As compared with gemcitabine alone, cisplatin plus gemcitabine was associated with a significant survival advantage without the addition of substantial toxicity. Cisplatin plus gemcitabine is an appropriate option for the treatment of patients with advanced biliary cancer. (ClinicalTrials.gov number, NCT00262769.)

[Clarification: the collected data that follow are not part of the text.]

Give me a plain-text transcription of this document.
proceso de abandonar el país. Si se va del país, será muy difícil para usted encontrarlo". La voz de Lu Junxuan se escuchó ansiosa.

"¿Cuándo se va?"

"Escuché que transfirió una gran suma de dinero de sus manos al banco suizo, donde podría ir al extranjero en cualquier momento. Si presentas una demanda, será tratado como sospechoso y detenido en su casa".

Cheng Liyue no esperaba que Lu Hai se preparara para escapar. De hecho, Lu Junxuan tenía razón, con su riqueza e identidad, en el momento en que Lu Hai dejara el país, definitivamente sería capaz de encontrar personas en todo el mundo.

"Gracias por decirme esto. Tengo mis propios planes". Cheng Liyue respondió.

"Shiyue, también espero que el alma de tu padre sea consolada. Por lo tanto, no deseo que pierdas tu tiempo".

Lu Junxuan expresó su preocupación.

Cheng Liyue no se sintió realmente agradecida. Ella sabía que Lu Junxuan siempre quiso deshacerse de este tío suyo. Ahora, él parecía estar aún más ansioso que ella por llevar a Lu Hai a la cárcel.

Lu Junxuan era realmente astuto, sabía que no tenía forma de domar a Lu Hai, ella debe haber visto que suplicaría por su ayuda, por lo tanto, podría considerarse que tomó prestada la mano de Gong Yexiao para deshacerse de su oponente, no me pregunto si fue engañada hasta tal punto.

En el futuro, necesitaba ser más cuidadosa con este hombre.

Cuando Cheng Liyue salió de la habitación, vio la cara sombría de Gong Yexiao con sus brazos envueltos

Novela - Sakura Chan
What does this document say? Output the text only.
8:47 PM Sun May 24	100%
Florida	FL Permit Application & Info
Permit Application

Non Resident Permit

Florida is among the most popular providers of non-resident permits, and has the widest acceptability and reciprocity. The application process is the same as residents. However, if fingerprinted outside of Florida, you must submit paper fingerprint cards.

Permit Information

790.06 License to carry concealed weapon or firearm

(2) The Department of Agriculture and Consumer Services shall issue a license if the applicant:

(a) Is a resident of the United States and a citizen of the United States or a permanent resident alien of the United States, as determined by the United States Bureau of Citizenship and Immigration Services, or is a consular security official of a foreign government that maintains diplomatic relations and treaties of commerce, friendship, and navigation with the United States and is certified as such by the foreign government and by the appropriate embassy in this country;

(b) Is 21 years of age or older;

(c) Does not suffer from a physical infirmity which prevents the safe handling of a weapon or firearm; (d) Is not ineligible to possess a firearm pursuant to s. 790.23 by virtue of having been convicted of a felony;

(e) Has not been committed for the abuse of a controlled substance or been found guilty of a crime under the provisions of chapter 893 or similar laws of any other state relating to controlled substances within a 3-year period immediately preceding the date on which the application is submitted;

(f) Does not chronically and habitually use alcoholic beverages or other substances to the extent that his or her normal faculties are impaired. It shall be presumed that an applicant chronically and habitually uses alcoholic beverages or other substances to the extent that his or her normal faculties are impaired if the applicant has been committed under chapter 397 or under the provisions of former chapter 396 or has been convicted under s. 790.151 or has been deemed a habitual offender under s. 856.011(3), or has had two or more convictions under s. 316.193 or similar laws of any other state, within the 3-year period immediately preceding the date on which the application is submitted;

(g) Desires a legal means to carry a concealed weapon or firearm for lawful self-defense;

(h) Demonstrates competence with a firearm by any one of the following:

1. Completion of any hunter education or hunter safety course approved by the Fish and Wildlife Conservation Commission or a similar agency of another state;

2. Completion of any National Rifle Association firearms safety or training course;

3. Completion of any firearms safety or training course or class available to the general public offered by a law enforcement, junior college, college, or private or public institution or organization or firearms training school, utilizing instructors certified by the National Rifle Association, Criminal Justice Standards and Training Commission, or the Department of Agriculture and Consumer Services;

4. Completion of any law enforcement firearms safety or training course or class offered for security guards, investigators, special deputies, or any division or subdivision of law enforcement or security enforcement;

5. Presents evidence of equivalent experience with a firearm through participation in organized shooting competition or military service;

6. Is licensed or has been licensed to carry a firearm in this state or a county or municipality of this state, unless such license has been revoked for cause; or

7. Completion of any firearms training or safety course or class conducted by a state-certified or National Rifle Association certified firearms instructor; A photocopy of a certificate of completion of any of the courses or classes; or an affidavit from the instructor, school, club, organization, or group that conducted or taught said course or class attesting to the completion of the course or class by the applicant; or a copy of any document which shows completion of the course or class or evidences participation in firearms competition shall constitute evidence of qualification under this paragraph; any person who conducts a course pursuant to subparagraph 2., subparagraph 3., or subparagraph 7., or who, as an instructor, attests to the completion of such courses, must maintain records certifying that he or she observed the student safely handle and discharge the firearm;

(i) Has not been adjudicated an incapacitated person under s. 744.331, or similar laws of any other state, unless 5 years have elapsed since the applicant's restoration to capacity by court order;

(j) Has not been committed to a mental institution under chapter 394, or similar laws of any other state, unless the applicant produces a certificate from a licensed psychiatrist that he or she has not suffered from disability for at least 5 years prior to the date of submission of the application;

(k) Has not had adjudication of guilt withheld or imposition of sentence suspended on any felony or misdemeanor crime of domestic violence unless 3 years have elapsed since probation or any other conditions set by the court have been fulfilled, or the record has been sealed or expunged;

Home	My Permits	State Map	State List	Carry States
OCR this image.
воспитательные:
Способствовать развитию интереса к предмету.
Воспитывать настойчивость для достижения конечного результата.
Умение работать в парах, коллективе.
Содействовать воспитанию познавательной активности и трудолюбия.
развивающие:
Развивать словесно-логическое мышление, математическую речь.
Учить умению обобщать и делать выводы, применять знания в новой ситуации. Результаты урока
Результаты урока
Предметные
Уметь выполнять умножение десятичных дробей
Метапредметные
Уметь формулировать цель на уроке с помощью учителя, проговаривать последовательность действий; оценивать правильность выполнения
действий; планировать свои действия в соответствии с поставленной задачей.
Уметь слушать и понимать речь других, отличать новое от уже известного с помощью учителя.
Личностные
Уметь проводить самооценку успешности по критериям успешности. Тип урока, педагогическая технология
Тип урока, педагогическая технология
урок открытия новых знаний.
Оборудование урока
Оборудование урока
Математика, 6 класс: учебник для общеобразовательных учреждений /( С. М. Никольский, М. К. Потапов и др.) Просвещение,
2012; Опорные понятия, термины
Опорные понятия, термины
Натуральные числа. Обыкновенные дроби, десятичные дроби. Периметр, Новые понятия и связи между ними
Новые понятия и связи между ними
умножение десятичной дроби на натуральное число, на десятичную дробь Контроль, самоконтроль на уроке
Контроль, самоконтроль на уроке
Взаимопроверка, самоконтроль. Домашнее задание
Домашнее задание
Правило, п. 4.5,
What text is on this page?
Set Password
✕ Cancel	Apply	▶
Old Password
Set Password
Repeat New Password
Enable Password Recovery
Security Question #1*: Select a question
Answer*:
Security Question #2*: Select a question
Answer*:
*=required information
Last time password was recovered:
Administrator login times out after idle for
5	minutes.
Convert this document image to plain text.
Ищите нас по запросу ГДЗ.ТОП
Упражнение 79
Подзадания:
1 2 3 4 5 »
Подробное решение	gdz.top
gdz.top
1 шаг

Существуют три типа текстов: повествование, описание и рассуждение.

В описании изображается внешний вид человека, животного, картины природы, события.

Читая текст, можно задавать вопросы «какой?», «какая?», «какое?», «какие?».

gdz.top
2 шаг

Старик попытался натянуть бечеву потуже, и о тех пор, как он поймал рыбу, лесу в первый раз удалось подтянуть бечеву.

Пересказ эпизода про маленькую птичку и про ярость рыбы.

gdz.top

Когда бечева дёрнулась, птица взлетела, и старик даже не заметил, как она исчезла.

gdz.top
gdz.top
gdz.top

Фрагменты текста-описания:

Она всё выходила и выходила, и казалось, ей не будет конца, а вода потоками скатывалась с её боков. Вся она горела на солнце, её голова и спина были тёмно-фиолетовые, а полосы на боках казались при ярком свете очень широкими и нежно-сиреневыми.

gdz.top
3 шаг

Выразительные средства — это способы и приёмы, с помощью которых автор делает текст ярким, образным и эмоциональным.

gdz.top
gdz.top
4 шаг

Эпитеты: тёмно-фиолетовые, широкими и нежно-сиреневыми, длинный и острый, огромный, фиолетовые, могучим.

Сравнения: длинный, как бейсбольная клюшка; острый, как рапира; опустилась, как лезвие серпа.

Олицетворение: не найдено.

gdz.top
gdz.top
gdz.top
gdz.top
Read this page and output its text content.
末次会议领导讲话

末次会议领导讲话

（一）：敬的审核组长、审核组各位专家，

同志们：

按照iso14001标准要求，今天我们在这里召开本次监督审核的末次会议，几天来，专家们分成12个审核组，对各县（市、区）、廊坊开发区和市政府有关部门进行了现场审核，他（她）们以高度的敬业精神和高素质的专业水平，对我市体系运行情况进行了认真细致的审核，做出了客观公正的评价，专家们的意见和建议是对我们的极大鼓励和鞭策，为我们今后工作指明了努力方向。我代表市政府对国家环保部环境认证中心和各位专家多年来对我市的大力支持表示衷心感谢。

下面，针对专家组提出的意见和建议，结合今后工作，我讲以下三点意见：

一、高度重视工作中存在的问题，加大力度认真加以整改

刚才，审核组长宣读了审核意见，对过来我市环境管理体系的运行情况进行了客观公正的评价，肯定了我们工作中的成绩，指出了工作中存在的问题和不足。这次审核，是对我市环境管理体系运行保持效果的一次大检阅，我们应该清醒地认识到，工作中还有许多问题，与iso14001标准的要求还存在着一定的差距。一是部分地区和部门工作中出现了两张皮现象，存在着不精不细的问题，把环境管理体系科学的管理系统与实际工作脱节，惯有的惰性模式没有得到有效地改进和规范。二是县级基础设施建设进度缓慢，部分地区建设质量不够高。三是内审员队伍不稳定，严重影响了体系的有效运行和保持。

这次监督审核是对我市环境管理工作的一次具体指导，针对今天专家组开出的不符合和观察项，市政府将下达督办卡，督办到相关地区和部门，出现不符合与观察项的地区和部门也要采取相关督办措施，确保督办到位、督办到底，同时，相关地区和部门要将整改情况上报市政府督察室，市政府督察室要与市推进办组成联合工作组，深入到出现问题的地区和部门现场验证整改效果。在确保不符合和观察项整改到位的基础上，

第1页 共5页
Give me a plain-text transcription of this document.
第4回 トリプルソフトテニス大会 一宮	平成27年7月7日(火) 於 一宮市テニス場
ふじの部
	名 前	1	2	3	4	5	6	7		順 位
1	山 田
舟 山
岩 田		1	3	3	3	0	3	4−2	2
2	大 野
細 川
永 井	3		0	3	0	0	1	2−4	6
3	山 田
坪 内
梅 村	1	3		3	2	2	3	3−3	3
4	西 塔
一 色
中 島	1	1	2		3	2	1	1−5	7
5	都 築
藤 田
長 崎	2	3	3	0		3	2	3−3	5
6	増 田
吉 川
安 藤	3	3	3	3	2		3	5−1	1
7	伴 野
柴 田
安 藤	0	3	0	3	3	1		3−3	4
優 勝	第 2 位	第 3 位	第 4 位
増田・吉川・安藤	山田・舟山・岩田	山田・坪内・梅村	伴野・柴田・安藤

局部晚期或转移性胆道癌患者尚无既定的标准化疗方案。我们最初对 86 例患者进行了一项随机、2 期研究,比较顺铂联合吉西他滨与吉西他滨单药治疗的效果。在观察到无进展生存期改善后,我们将该试验扩展至本文报告的 3 期试验。
我们将 410 例局部晚期或转移性胆管癌、胆囊癌或壶腹癌患者随机分为两组,分别接受顺铂(25mg/平方米体表面积)联合吉西他滨(1000mg/平方米,第 1 和第 8 天用药,每 3 周为一个周期,共 8 个周期)或吉西他滨单药治疗(1000mg/平方米,第 1、8 和 15 天用药,每 4 周为一个周期,共 6 个周期),最长用药 24 周。主要终点为总生存期。
中位随访 8.2 个月后,204 例接受顺铂-吉西他滨治疗的患者中有 327 例死亡,中位总生存期为 11.7 个月;206 例接受吉西他滨单药治疗的患者中有 327 例死亡,中位总生存期为 8.1 个月(风险比,0.64;95%置信区间,0.52 至 0.80;P<0.001)。顺铂-吉西他滨组中位无进展生存期为 8.0 个月,吉西他滨单药组为 5.0 个月(P<0.001)。此外,顺铂-吉西他滨组的肿瘤控制率显著提高(81.4%比 71.8%,P=0.049)。两组的不良反应相似,除顺铂-吉西他滨组中性粒细胞减少症发生率较高外(P=0.049),两组中性粒细胞减少症相关感染发生率相似。
与吉西他滨单药治疗相比,顺铂联合吉西他滨治疗可显著提高生存获益,且未增加明显毒性。顺铂联合吉西他滨是治疗晚期胆道癌的一种合理选择。(临床试验.gov 注册号,NCT00262769)。